Forschende fordern, soziale Fragen beim Biodiversitätsziel 30x30 einzubeziehen

Damit sich die Ende 2022 formulierten Ziele des globalen Biodiversitätsschutzes erreichen lassen, müssen die sozialen und sozio-ökonomischen Auswirkungen von Naturschutzgebieten berücksichtigt werden. Das halten 30 Forschende, darunter Julie Zähringer von der Wyss Academy for Nature und dem CDE, fest. Sie rufen dazu auf, jetzt die nötigen Grundlagen dafür zu schaffen.

Aye-Aye in Madagascar. Foto: javarman / shutterstock.com


Die Kommentare waren sich weitgehend einig: Das Ergebnis der Konferenz in Montreal-Kunming, COP15, von Ende 2022 sei wegweisend, ein Durchbruch beim Artenschutz, ja, punkto Biodiversität gar vergleichbar mit dem Pariser Abkommen beim Klima. Anlass für die Feierstimmung: Nach jahrelangen Verhandlungen war es im letzten Moment geglückt, ein Schlussdokument zu verabschieden, das unter anderem vorsieht, bis 2030 30 Prozent der Erdoberfläche unter Naturschutz zu stellen. Ziel dieser 30x30-Initiative: der dringend nötige Stopp des Artenschwundes.

Mit der Erhöhung der Schutzgebiete von 17 auf 30 Prozent der Erdoberfläche erhoffen sich die Unterzeichnerstaaten des UN-Biodiversitätsabkommens Vorteile für die biologische Vielfalt sowie die menschliche Gesellschaft.

Viele Fragen sind offen

Nach wie vor offen ist allerdings, was genau wo und wie unter Schutz gestellt werden soll – obwohl bereits viele Projekte zur Umsetzung des Artenschutzes laufen oder geplant sind. So legt das Abschlussdokument der COP15 beispielsweise nicht fest, wie streng die neuen oder bereits vorhandenen «Gebiete mit besonderer Bedeutung für die biologische Vielfalt und die Ökosystemfunktionen» vor menschlichen Aktivitäten oder Nutzung geschützt sein sollen.

«Je nachdem, wie das 30 Prozent-Ziel umgesetzt wird, wird dies nicht nur verschiedene ökologische Ergebnisse zeitigen, sondern unterschiedliche soziale, politische und wirtschaftliche Auswirkungen haben. Auch die Kosten sowie Vor- und Nachteile, die mit der Umsetzung verbunden sind, fallen regional und lokal anders aus», sagt Julie Zähringer von der Wyss Academy for Nature und dem CDE, Universität Bern. Zusammen mit einer Gruppe von 29 weiteren Wissenschaftler*innen fordert sie, die sozialen Aspekte seien bei der Umsetzung des 30x30-Ziels einzubeziehen. Denn, so machen die Forschenden in einer soeben publizierten Stellungnahme deutlich: Wie erfolgreich sich das globale Naturschutzziel 30x30 tatsächlich umsetzen lässt, hängt stark von sozialen Faktoren ab.

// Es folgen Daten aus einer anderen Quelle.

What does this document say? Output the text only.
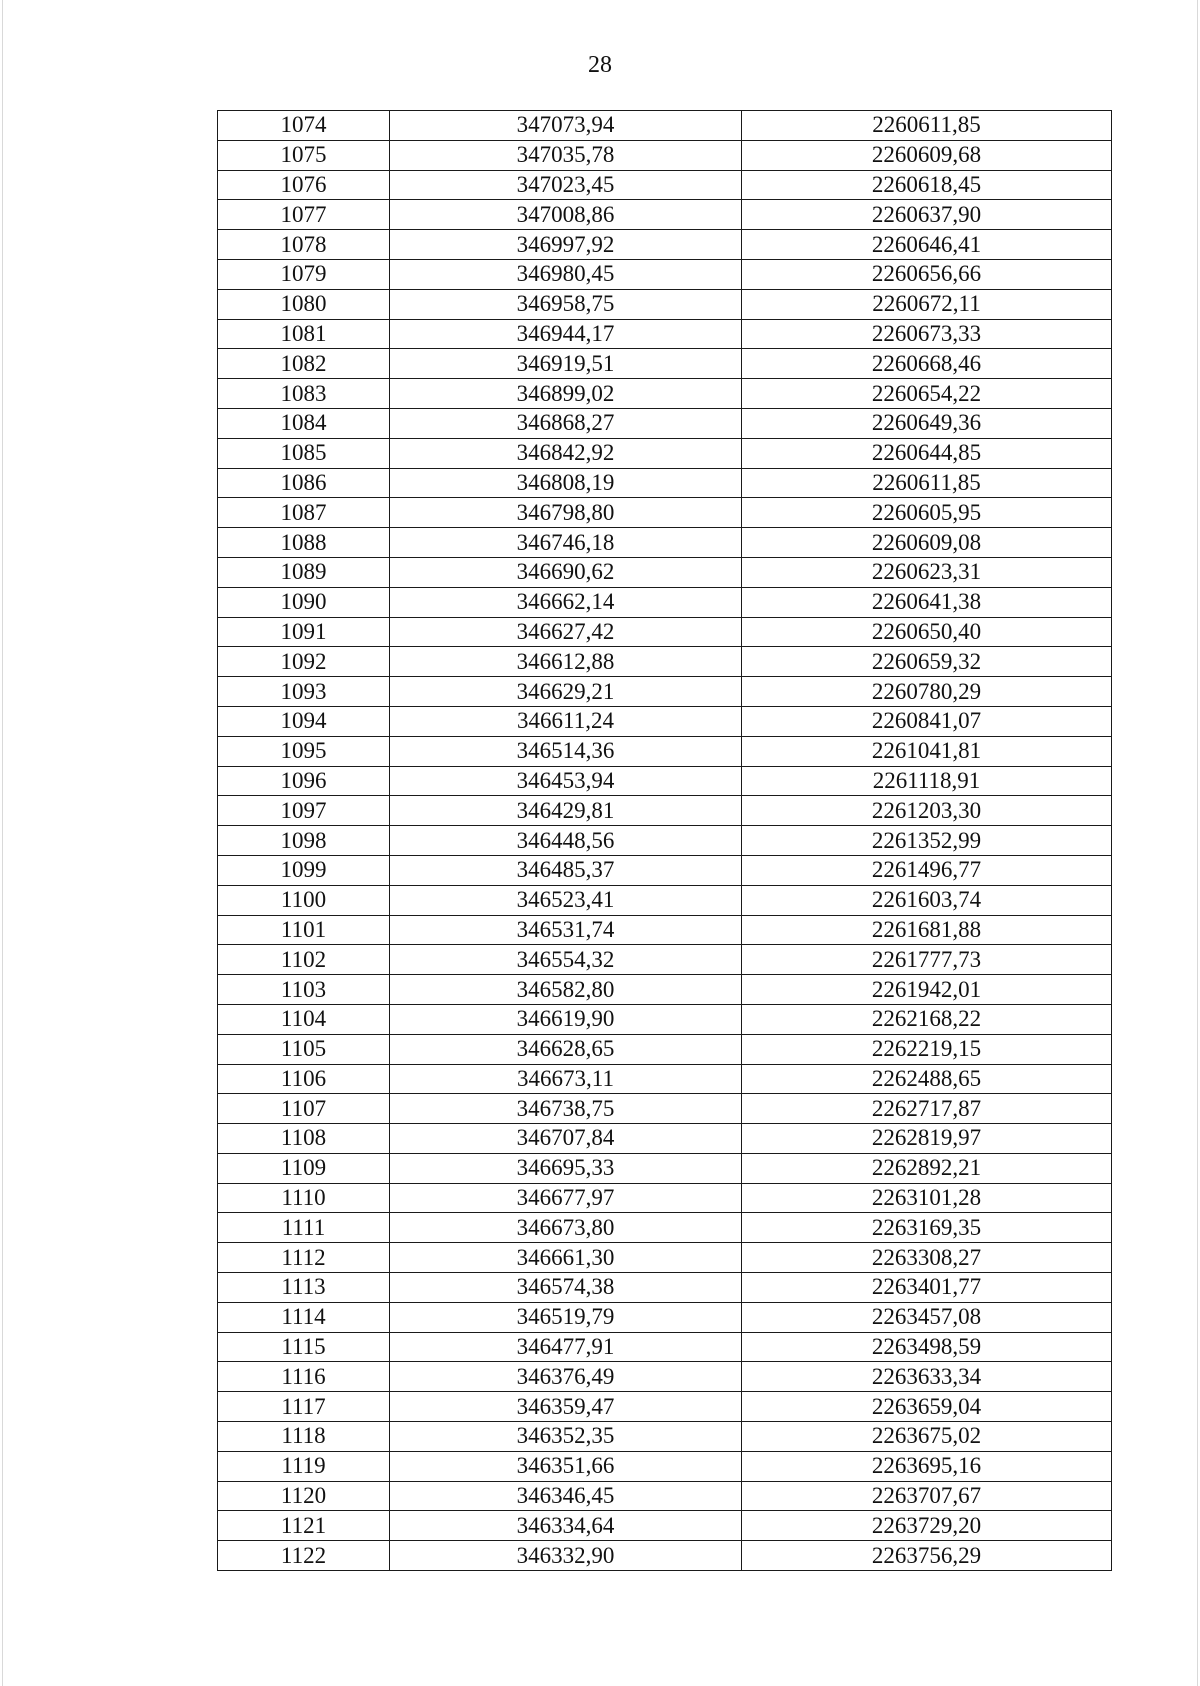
28
1074	347073,94	2260611,85
1075	347035,78	2260609,68
1076	347023,45	2260618,45
1077	347008,86	2260637,90
1078	346997,92	2260646,41
1079	346980,45	2260656,66
1080	346958,75	2260672,11
1081	346944,17	2260673,33
1082	346919,51	2260668,46
1083	346899,02	2260654,22
1084	346868,27	2260649,36
1085	346842,92	2260644,85
1086	346808,19	2260611,85
1087	346798,80	2260605,95
1088	346746,18	2260609,08
1089	346690,62	2260623,31
1090	346662,14	2260641,38
1091	346627,42	2260650,40
1092	346612,88	2260659,32
1093	346629,21	2260780,29
1094	346611,24	2260841,07
1095	346514,36	2261041,81
1096	346453,94	2261118,91
1097	346429,81	2261203,30
1098	346448,56	2261352,99
1099	346485,37	2261496,77
1100	346523,41	2261603,74
1101	346531,74	2261681,88
1102	346554,32	2261777,73
1103	346582,80	2261942,01
1104	346619,90	2262168,22
1105	346628,65	2262219,15
1106	346673,11	2262488,65
1107	346738,75	2262717,87
1108	346707,84	2262819,97
1109	346695,33	2262892,21
1110	346677,97	2263101,28
1111	346673,80	2263169,35
1112	346661,30	2263308,27
1113	346574,38	2263401,77
1114	346519,79	2263457,08
1115	346477,91	2263498,59
1116	346376,49	2263633,34
1117	346359,47	2263659,04
1118	346352,35	2263675,02
1119	346351,66	2263695,16
1120	346346,45	2263707,67
1121	346334,64	2263729,20
1122	346332,90	2263756,29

Grundlagen für Entscheide schaffen

Nur: Um die kurz- und längerfristigen Effekte verschiedener Umsetzungsszenarien auf bestimmte Gruppen der lokalen Bevölkerungen und die Gesellschaft als Ganzes absehen zu können, fehlen detaillierte Analysen. Diese seien jedoch eine Voraussetzung für die Entscheidungsträger auf allen Ebenen, so die Forschenden.

Was jetzt konkret zu tun ist, um die sozialen und sozio-ökonomischen Effekte bei der Schaffung und Bewirtschaftung von Naturschutzgebieten abschätzen zu können, formulieren die 30 Wissenschaftler*innen in vier Empfehlungen. Diese betreffen vor allem Daten, Monitoring sowie die Zusammenarbeit unter den wichtigen Akteuren. «Das erfordert eine enge Zusammenarbeit zwischen Wissenschaftler*innen und Praktiker*innen aus verschiedenen Disziplinen, Perspektiven und Ebenen, darunter auch solche, die in der Vergangenheit in den Debatten über den flächenbasierten Naturschutz unterrepräsentiert waren.»

Mit ihrer Forderung und den Empfehlungen zielen die Autor*innen auf den nächsten Weltbiodiversitätsgipfel. Dieser soll 2024 in der Türkei stattfinden.